For decades, the library was an afterthought. The annual library expenditure in 1892 was one hundred dollars. By 1916, when Hill retired as college president, the collection numbered just eight thousand volumes, and ranked last among fifty land-grant institutions. The University of North Carolina across the state had ten times as many books. Duke had nearly eleven times as many. In 1924 a fire destroyed the entire library catalogue. James Gulledge, hired the previous year as the first professionally trained head librarian, started over. A dedicated library building, designed in a post-colonial style by Hobart Upjohn and reminiscent of Monticello, opened in 1926. The next director, Charles Kellam, reorganized everything into five departments and started the University Archives in the college's fiftieth year, 1939.

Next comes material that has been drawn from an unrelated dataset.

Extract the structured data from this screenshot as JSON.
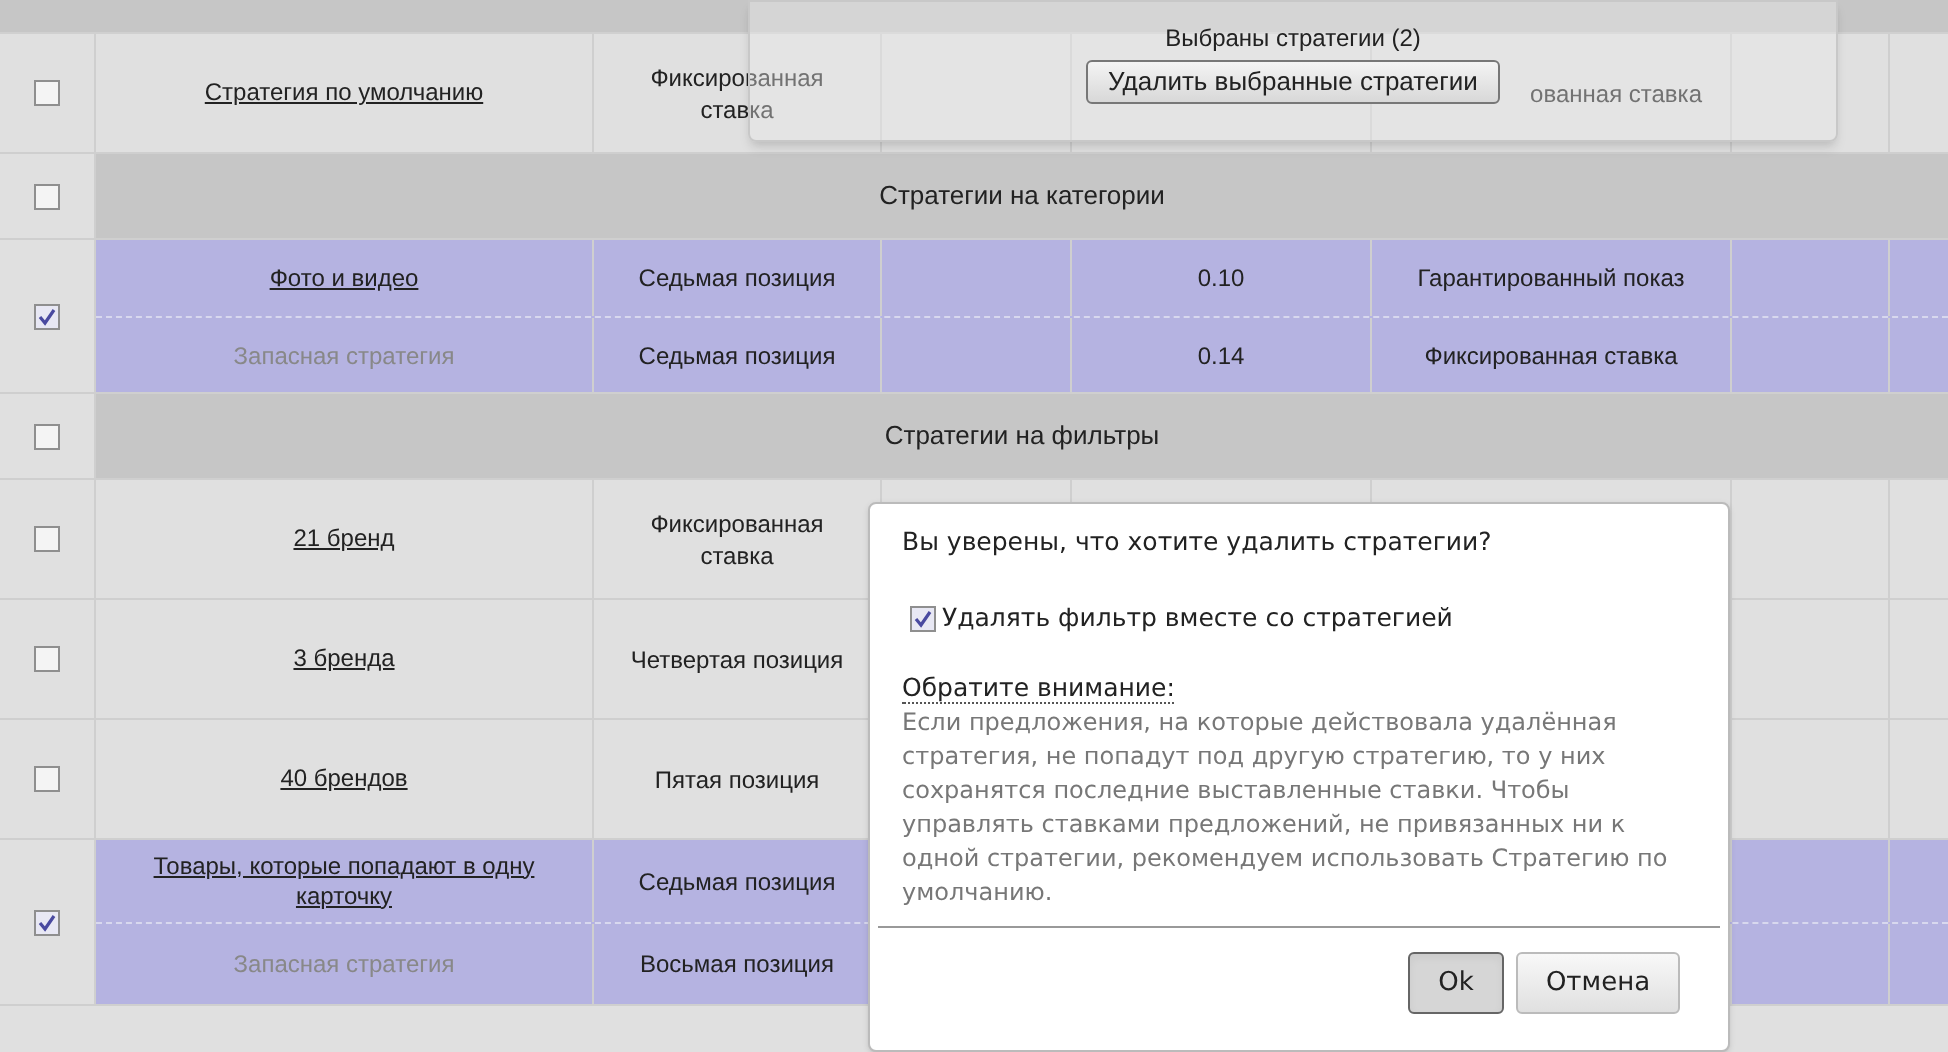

Four Buildings, One Library

Harlan Brown took over the day World War II broke out. When he left for the army in 1942, reference librarian Reba Davis Clevenger ran the place. By 1945 she and the library committee were demanding three things: a new building, more money for books, and better-paid staff. Construction on a new D. H. Hill began in 1952 on the Brickyard. The four-story East Wing opened in 1954 with nine hundred seats. The Erdahl-Cloyd Student Union, designed by architecture professor W. H. Deitrick, went up next door in 1955. When the student union moved to Talley Center in 1972, that building became the West Wing. Between them, the ten-story Bookstack North Tower opened in 1971, adding 1.2 million volumes of capacity. The eleven-story Bookstack South, completed in 1990, fronts the Brickyard today.

Integration, Theft, and the Quiet Tower

In 1962, Edward Walker became the library's first full-time African-American staff member, hired as a mail clerk. He retired in 1992 as the bookstack supervisor. The following year librarians were granted faculty status. In 1970, William V. Frazier became the library's first African-American librarian. The library was not always quiet. In the summer and fall of 1967, thieves stole at least sixteen sets of journals and bibliographical works, including a hundred bound volumes of eighteenth and nineteenth-century botany. A security checkpoint went up at the bookstack entrance in 1968. The 24-hour service that current students take for granted began in 1996. By 2014 the system had passed five million volumes and added Hunt Library on Centennial Campus.

What a Library Looks Like Now

Walk into D. H. Hill today and you find a building that has become something its 1953 architects could not have imagined. The Hill of Beans coffee shop opened in 2002. The Creamery, serving Howling Cow ice cream made by the food science department, opened in 2009. A renovated 2011 silent reading room overlooks an outdoor terrace built in 1954 for student union dances, then abandoned for forty years, now restored with umbrella-topped tables and writable glass walls. The 2019-2020 renovation reopened the Hillsborough Street entrance that had been closed since 1990. The library that once held fifteen hundred volumes in a single room circulates a million volumes a year from its tower. Its name finally got the Jr. it deserved after a century, separating one professor's quiet scholarship from a father he barely resembled.

From the Air

D. H. Hill Jr. Library stands at 35.788°N, 78.670°W on the north edge of NC State's main campus along Hillsborough Street. The eleven-story Bookstack South tower is the tallest structure on North Campus and a clear landmark from approach corridors into Raleigh-Durham International (KRDU), four miles northwest. From 2,500 feet AGL the library forms one corner of the Brickyard plaza, with Talley Student Union and the Bell Tower visible nearby.